Coherent photoproduction of heavy quarkonia on nuclei

TL;DR

This paper calculates the differential cross section for coherent heavy quarkonia photoproduction on nuclei using the QCD color dipole model, incorporating nuclear shadowing effects and comparing results with ALICE experimental data.

Contribution

It introduces a detailed calculation of nuclear shadowing effects including dipole orientation and gluonic fluctuations within the QCD color dipole framework, advancing understanding of quarkonia production.

Findings

Results agree well with ALICE data on charmonium production.

Includes both higher-twist and leading-twist shadowing effects.

Provides a comprehensive model for coherent photoproduction processes.

Abstract

The differential cross section of coherent photo-production of heavy quarkonia on nuclear targets is calculated within the QCD color dipole formalism. The higher-twist nuclear shadowing corresponding to the $\bar QQ$ Fock component of the photon, is calculated including the correlation between dipole orientation $\vec r$ and impact parameter of a collision $\vec b$, which is related to the transverse momentum transfer via Fourier transform.

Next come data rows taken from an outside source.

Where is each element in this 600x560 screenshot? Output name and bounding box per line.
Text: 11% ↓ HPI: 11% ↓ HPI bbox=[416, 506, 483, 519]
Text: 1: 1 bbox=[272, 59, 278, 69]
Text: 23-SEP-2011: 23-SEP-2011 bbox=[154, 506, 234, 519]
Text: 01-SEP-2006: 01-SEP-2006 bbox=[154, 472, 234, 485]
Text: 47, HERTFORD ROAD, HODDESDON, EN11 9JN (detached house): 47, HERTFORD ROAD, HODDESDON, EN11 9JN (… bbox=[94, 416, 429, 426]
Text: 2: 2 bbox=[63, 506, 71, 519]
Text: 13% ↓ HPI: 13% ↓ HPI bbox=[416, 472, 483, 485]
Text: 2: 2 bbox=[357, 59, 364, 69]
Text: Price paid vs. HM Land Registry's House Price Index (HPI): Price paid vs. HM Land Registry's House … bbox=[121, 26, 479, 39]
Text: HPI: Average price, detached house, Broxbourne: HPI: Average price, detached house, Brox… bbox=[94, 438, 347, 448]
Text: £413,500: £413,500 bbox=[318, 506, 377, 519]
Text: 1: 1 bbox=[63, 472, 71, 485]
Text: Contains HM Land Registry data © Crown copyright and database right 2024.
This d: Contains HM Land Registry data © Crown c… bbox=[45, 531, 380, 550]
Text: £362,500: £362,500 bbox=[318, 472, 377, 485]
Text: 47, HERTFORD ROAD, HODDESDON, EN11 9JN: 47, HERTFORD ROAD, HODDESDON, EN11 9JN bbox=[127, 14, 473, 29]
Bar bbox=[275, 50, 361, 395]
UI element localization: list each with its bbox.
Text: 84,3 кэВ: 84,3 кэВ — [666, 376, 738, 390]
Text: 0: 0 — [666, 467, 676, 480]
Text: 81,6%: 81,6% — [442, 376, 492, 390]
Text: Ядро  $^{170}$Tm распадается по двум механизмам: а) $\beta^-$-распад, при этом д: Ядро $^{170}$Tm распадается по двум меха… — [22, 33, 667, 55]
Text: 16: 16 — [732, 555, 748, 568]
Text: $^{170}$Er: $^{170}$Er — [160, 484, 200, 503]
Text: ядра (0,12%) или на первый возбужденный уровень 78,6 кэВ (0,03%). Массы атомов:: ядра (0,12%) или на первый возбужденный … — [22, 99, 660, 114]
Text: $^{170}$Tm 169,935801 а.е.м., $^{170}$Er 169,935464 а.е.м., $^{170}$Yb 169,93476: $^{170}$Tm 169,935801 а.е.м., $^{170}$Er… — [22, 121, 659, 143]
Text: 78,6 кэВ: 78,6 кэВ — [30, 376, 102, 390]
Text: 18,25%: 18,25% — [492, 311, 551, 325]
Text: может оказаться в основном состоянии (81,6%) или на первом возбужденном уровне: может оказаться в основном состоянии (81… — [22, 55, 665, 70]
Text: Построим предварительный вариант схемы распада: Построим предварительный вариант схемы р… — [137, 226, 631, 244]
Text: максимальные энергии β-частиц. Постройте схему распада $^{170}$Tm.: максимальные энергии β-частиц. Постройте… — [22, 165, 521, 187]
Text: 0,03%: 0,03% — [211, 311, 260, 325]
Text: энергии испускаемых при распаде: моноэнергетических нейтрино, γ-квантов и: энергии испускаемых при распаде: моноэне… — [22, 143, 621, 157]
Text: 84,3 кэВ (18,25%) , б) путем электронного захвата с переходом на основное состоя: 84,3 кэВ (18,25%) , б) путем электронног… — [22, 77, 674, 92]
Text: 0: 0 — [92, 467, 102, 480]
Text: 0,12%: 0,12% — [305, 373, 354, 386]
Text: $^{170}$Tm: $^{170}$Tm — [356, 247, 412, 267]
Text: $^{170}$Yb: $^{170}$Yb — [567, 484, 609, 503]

We also included the leading twist gluon shadowing corresponding to higher Fock components of the photon containing gluons, which have specifically short coherence time, especially for multi-gluon components, even at very high energies. The contribution of such fluctuating gluonic dipole is calculated employing the path-integral technique. Our results are in good agreement with recent ALICE data on charmonium production in ultra-peripheral nuclear collisions.